23. Working with APIs and Web Requests

Level: AdvancedDuration: 40m

What Is an API?

An API (Application Programming Interface) is a way for different software applications to communicate. Web APIs allow your Python program to interact with external services and fetch or send data over the internet.

Installing the Requests Library

The `requests` library is the most popular Python library for working with HTTP requests. Install it using pip if you haven't already.

bash
pip install requests

Making a Simple GET Request

GET requests retrieve data from a server. Here's an example fetching a JSON placeholder API.

python
import requests

response = requests.get('https://jsonplaceholder.typicode.com/posts/1')
if response.status_code == 200:
    data = response.json()
    print(data)
else:
    print('Failed to fetch data')
💡 Always check `response.status_code` to ensure the request was successful before using the data.

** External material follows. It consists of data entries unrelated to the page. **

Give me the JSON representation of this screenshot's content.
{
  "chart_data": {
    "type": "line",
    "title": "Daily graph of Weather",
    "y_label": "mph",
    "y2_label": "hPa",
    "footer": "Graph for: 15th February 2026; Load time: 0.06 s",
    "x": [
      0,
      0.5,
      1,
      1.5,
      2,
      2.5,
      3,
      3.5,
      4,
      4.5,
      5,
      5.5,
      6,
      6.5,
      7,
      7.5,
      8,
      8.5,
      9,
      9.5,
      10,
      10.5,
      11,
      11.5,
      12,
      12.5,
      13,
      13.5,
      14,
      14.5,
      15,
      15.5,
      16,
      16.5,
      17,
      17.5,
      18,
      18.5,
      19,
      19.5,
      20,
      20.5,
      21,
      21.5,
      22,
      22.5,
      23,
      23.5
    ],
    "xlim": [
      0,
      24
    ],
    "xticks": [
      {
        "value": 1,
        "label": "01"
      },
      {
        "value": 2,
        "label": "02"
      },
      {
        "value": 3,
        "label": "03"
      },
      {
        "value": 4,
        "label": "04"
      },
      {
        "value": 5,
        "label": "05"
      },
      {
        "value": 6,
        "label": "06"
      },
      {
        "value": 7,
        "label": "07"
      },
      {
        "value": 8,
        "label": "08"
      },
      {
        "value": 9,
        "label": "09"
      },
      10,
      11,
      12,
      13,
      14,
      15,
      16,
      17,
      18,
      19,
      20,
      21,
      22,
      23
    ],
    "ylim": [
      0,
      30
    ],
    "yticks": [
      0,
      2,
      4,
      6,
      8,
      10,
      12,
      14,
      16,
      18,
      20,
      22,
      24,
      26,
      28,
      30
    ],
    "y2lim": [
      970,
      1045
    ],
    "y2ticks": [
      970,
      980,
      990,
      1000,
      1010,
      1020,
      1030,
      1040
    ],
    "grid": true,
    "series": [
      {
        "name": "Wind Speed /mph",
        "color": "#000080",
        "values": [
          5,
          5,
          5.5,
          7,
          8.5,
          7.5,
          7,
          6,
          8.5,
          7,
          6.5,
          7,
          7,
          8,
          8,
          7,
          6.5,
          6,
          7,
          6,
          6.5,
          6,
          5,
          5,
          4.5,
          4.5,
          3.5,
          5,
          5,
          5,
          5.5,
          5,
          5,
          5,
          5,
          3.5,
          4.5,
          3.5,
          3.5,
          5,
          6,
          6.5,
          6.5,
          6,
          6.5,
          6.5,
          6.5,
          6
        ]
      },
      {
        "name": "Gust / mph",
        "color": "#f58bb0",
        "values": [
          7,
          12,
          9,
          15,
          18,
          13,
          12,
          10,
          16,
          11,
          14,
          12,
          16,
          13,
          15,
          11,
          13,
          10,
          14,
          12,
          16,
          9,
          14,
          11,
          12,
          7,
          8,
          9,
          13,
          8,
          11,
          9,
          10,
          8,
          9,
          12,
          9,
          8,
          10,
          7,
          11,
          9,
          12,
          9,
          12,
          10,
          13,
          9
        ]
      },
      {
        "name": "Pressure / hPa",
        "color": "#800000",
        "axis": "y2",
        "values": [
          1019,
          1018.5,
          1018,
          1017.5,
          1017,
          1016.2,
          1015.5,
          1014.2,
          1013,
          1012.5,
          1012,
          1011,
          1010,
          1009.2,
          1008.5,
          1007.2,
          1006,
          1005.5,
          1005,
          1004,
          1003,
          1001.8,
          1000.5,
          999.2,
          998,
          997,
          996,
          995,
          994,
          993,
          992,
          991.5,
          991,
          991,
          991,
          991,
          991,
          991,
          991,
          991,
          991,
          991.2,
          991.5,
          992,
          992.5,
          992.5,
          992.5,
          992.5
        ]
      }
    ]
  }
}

GET Requests with Parameters

You can pass query parameters using the `params` argument to filter or specify data.

python
params = {'userId': 1}
response = requests.get('https://jsonplaceholder.typicode.com/posts', params=params)
data = response.json()
print(data)

POST Requests

POST requests send data to a server, often used to create new resources.

python
payload = {'title': 'Hello', 'body': 'This is a test', 'userId': 1}
response = requests.post('https://jsonplaceholder.typicode.com/posts', json=payload)
print(response.status_code)
print(response.json())

Handling Headers and Authentication

APIs may require headers or authentication tokens. You can include them in your request like this:

python
headers = {'Authorization': 'Bearer YOUR_TOKEN_HERE'}
response = requests.get('https://api.example.com/data', headers=headers)

Parsing JSON Data

Most APIs return data in JSON format. Use `.json()` to convert the response into a Python dictionary or list.

python
data = response.json()
print(data['title'])

Error Handling and Best Practices

  • Always check `response.status_code` before processing data.
  • Use `try/except` blocks to handle connection errors or timeouts.
  • Set timeouts to prevent your code from hanging indefinitely: `requests.get(url, timeout=5)`
  • Respect API rate limits to avoid being blocked.
python
try:
    response = requests.get('https://jsonplaceholder.typicode.com/posts', timeout=5)
    response.raise_for_status()
    data = response.json()
except requests.exceptions.HTTPError as errh:
    print('HTTP Error:', errh)
except requests.exceptions.ConnectionError as errc:
    print('Connection Error:', errc)
except requests.exceptions.Timeout as errt:
    print('Timeout Error:', errt)
except requests.exceptions.RequestException as err:
    print('Something went wrong:', err)

Mini Project Step

Fetch posts from the JSONPlaceholder API, filter them by `userId`, and display the title and body in a nicely formatted output. Bonus: use a POST request to send a new post to the API.